Bill McLain

When I was first thinking about getting a road bike for cross-training (I was a runner at the time), I was quizzing my neighbor Bill McLain about what to get. Bill looked me over and asked, “How tall are you?” When I told him – six feet – he said, “I think I have a bike in my garage that might work for you.” I got the old frame repainted (Bill insisted – he knew a bike should look nice) and Bill built it up for me out of old hand-me-down parts – my first serious bicycle.

It would be wrong to say Bill changed my life. We change our own lives. But Bill helped.

My first bicycle race was his Moriarty Record Challenge – one of the great bicycle events around. Bill organized the Tuesday Night Crits, where I got my first taste of the hurly burly of racing in a crowd. One night when I pulled up to the crit starting line a little early, Bill walked over to me and said, “Word of advice.” And he tapped his hands on the drops, the curved lower part of the bike’s handlebars. “You really want to be down here,” he said. A little thing, a bit of soft help. And as I dropped off the back of the pack, racing home alone (nothing more pathetic than racing a crit by yourself) Bill said to me as I rolled past “Having fun, John?” And I was, a great deal.

In March, I was out helping out at the Route 6 road race, our season’s kickoff. Bill was there, running the show, as always, the empresario of New Mexico bike racing. He was very sick, and I guess it was the meds that made him cold, terribly cold. I gave him both my coats. How can you not give a dying man your coat?

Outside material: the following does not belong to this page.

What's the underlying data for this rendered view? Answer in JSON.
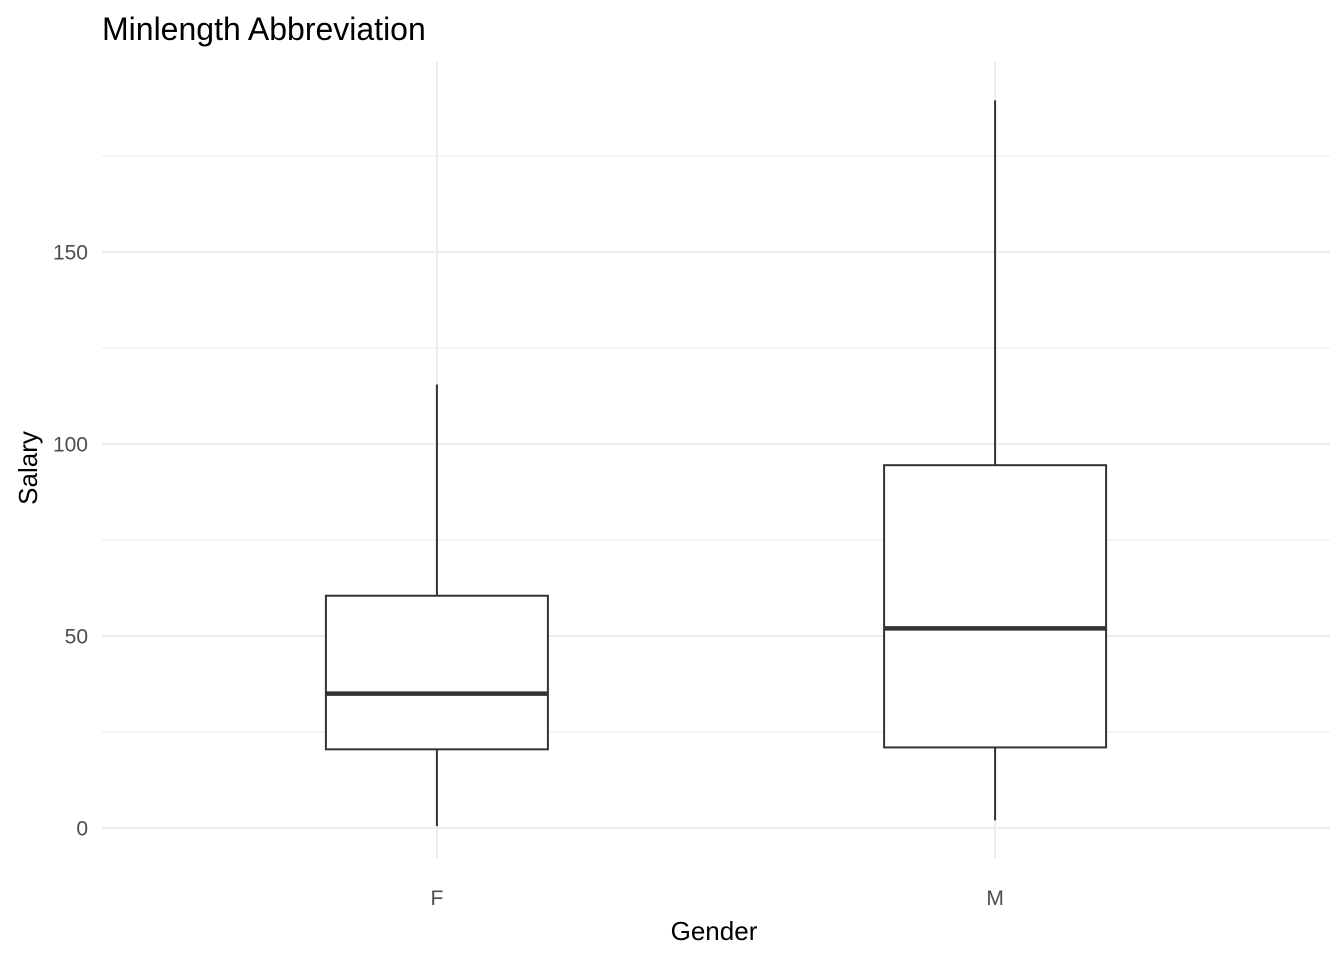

Bill died this afternoon. I have no special claim here. His teammates, his family, his friends all have lost much more than I. But that’s the point, really. I’m several ripples distant on the pond, and he changed my life too.

2 Comments

  1. Thanks, John.
    I met Bill through friends on NM Velo, and knew him mainly through social gatherings. Those ripples around Bill travel pretty far. He will be missed.